しかし、パソコンに手をやり、そこには暗号化された音声が届けられていた。
「……」
「時に思うんですけど、それって盗聴器ですか?」
「まさか。これで内容はさすがにわからないし、これは一時間置きに発信されてる音が発されたっていう信号だよ。まぁ、それがどこから届けられてるのかは、僕しか知らないんだけど」
これで三度目。三時間、その通信器が置かれている場所付近で、誰かが大勢しゃべっていたことになる。
「遼太……遼太かぁ、気づいてないだろうなぁ」
スキンシップが激しいニセーとはいえ、体をこすりつけるような激しいスキンシップをするのは、彼らが懐き、信頼している凛くらいだ。遼太だって、抱きしめたり撫でまわしたりすることはないため、おそらく気づいていないだろう。
「アレですねー後ろで私が操作してたんだぜー感ハンパないです。ついでに、バレたら即行でやられそうですね」
「操作なんてしてないよ。

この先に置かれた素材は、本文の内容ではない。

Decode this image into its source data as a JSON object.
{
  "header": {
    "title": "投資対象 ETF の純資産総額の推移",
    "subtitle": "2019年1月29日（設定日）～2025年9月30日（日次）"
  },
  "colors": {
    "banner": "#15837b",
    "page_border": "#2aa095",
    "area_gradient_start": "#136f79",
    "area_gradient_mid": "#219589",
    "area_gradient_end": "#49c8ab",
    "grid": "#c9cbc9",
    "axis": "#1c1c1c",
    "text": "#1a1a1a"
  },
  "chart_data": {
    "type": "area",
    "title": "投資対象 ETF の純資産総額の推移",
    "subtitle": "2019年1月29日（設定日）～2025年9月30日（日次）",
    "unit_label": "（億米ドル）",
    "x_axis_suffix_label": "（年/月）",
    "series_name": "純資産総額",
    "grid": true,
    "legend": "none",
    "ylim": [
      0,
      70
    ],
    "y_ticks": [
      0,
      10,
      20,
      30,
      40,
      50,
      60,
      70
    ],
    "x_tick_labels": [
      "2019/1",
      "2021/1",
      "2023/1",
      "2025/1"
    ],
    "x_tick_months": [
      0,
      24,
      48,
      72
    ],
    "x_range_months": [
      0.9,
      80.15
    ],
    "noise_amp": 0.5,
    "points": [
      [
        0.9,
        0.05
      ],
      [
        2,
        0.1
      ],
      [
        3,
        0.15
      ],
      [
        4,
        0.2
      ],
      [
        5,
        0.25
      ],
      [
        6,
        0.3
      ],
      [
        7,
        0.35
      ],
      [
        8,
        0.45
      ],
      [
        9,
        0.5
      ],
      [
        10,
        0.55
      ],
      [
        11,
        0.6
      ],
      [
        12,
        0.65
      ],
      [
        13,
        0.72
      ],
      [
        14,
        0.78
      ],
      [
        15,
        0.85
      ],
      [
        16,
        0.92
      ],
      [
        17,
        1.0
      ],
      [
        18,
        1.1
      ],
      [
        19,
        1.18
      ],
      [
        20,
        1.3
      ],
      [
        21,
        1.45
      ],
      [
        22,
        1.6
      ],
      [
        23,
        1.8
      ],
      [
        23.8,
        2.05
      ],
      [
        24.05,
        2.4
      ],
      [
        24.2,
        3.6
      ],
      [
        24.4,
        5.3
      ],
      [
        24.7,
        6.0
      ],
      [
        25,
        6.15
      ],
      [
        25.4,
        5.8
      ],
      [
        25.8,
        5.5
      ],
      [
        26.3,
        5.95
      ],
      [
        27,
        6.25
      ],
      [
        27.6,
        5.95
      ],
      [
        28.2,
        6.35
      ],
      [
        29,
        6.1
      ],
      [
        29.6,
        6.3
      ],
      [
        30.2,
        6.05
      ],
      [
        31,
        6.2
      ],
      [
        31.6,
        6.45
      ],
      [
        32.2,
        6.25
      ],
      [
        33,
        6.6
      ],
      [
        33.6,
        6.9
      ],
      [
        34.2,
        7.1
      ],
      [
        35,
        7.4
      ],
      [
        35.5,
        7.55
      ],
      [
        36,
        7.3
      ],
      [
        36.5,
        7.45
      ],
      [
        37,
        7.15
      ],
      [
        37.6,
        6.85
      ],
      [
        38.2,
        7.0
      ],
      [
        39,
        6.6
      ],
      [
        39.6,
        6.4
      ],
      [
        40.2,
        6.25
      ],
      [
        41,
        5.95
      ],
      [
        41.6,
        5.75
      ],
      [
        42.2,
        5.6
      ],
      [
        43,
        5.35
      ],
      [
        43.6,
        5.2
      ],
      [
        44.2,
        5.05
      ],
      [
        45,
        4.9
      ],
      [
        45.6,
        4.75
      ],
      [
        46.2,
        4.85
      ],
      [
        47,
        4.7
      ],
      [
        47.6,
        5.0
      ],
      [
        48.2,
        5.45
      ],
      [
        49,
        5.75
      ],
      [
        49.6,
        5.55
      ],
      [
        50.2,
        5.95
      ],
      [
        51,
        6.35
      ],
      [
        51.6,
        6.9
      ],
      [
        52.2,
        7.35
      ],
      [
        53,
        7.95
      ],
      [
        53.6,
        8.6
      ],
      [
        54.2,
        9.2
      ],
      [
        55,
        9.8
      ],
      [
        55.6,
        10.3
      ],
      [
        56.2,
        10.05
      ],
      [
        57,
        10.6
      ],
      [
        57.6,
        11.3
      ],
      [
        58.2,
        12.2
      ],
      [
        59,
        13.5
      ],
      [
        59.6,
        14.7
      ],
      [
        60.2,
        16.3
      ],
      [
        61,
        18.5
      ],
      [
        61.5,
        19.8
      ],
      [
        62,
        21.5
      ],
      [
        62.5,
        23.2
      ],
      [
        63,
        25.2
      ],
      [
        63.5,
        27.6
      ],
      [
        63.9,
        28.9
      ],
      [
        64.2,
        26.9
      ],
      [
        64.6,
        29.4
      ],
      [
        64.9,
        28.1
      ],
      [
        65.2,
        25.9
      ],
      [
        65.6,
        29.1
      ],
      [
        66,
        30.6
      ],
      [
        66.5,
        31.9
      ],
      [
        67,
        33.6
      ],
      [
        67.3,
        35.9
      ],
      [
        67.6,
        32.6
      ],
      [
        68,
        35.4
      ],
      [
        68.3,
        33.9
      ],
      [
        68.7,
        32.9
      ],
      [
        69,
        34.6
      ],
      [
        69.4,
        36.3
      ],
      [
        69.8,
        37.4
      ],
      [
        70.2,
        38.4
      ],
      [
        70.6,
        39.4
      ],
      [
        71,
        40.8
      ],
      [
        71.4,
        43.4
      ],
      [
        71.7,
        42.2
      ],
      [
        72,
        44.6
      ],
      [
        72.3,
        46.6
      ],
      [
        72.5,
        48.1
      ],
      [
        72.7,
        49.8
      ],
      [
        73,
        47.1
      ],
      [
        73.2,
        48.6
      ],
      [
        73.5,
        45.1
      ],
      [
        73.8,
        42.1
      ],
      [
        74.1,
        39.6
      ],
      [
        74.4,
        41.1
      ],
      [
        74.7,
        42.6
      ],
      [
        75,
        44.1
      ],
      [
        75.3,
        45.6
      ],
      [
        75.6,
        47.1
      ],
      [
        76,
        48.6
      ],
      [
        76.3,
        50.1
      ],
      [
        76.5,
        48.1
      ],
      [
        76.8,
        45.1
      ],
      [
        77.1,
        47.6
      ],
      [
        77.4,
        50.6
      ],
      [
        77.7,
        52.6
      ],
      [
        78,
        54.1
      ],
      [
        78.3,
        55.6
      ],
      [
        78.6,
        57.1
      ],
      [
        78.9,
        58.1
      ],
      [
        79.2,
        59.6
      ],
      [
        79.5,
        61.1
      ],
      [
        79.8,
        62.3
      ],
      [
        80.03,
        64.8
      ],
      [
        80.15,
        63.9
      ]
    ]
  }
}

臆病だからこそ、用意周到だって言って欲しいね。そもそも、予知ができないんだから、自分のキャパ限界まで五感引き伸ばして使うのは当たり前でしょ」
ヴァリアーは諜報も行うには行うが、大抵は実行側だ。特に幹部が潜り込んで諜報を行うことは少ない。だからこそ、目の前の男の莫大な情報を常に自分のもとへいれている男の考えは、いまいち理解できていなかった。
「ミーには理解不能ですね」
「それならそれでいいよ。そっちの方が儲かるし。ヴァリアーは結構お得意様だしね」
笑っている潤也に、少々頭にスクアーロが潤也の情報が高いこと文句を言っていたような気がしたが、まぁいいかと無視して、外を見たのだった。